Photo and video evidence can be extremely effective in legal proceedings. Potential evidence is everywhere and readily available with the proliferation of surveillance cameras and smartphones in everyone’s pockets. With this availability, every legal claim seems to incorporate photos or video. But is photo and video evidence always admissible in court? What are the pitfalls to be aware of when using such evidence?


In order for photo and video evidence to be admissible in court it must meet two basic requirements: relevance and authenticity. In order for evidence to be relevant it must have probative value. In other words, it must either support or undermine the truth of any point at issue in the legal proceedings.

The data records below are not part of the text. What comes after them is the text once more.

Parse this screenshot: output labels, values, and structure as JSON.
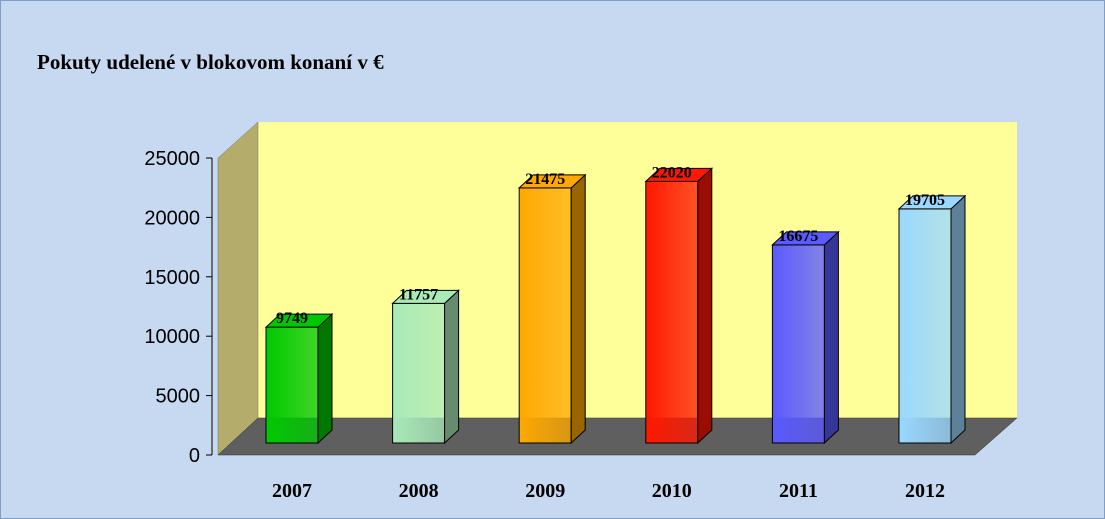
{
  "chart_data": {
    "type": "bar3d",
    "title": "Pokuty udelené v blokovom konaní  v €",
    "categories": [
      "2007",
      "2008",
      "2009",
      "2010",
      "2011",
      "2012"
    ],
    "values": [
      9749,
      11757,
      21475,
      22020,
      16675,
      19705
    ],
    "colors": [
      "#00c800",
      "#a8eab8",
      "#ffa800",
      "#ff1800",
      "#5a5aff",
      "#9ad8ff"
    ],
    "ylim": [
      0,
      25000
    ],
    "yticks": [
      0,
      5000,
      10000,
      15000,
      20000,
      25000
    ],
    "grid": false
  }
}
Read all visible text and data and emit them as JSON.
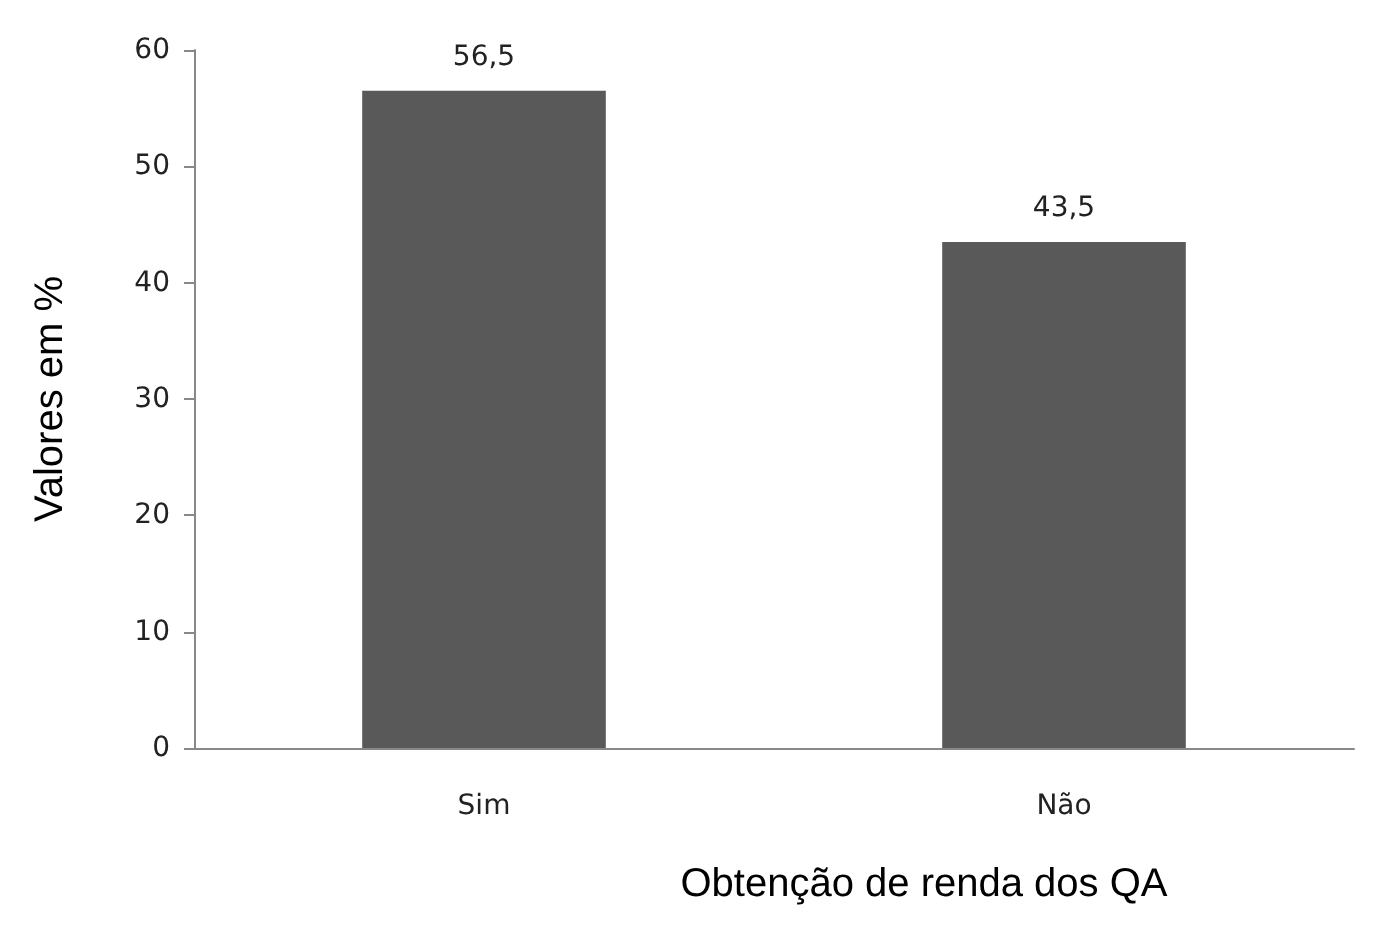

In order for evidence to be authenticated, it must accurately represent its subject as related to the legal claim. For example, a photo or video used as evidence in an accident case must truthfully represent the conditions of the road at the time and date of the accident.

Objection Tactics

While photos and videos may seem like concrete, immutable representations of reality, the fact is that this evidence can be manipulated in order to skew that reality. Lighting, position, perception, filters and editing can be strategically used to misrepresent the facts. Attorneys know this and will use objection tactics to claim that the evidence should be inadmissible. The following are some of the most common objections to photo and video evidence:

  • Undue Prejudice: An attorney can argue that the photo or video evidence is not a reasonable representation of its subject and may result in undue prejudice.
  • Hearsay: If there is no witness present who can be cross-examined, an attorney can argue that the substance of the photo or video evidence is hearsay.
  • The Best Evidence Rule: If the photo or video is secondary evidence (a copy or facsimile), an attorney can argue that the original copy is superior evidence.
  • Lack of Foundation: When visibility, the time of day, the weather or some other factor is at issue in the litigation, an attorney can question a substantial similarity between the occurrence in question and the photo or video evidence.

Photos and videos can serve as valuable evidence in litigation proceedings. In order to ensure that such evidence is admissible in court, it is important to establish a formal policy for the collection and preservation of the evidence, to adhere to the requirements of relevance and authenticity and to prepare for the objection tactics of the opposition.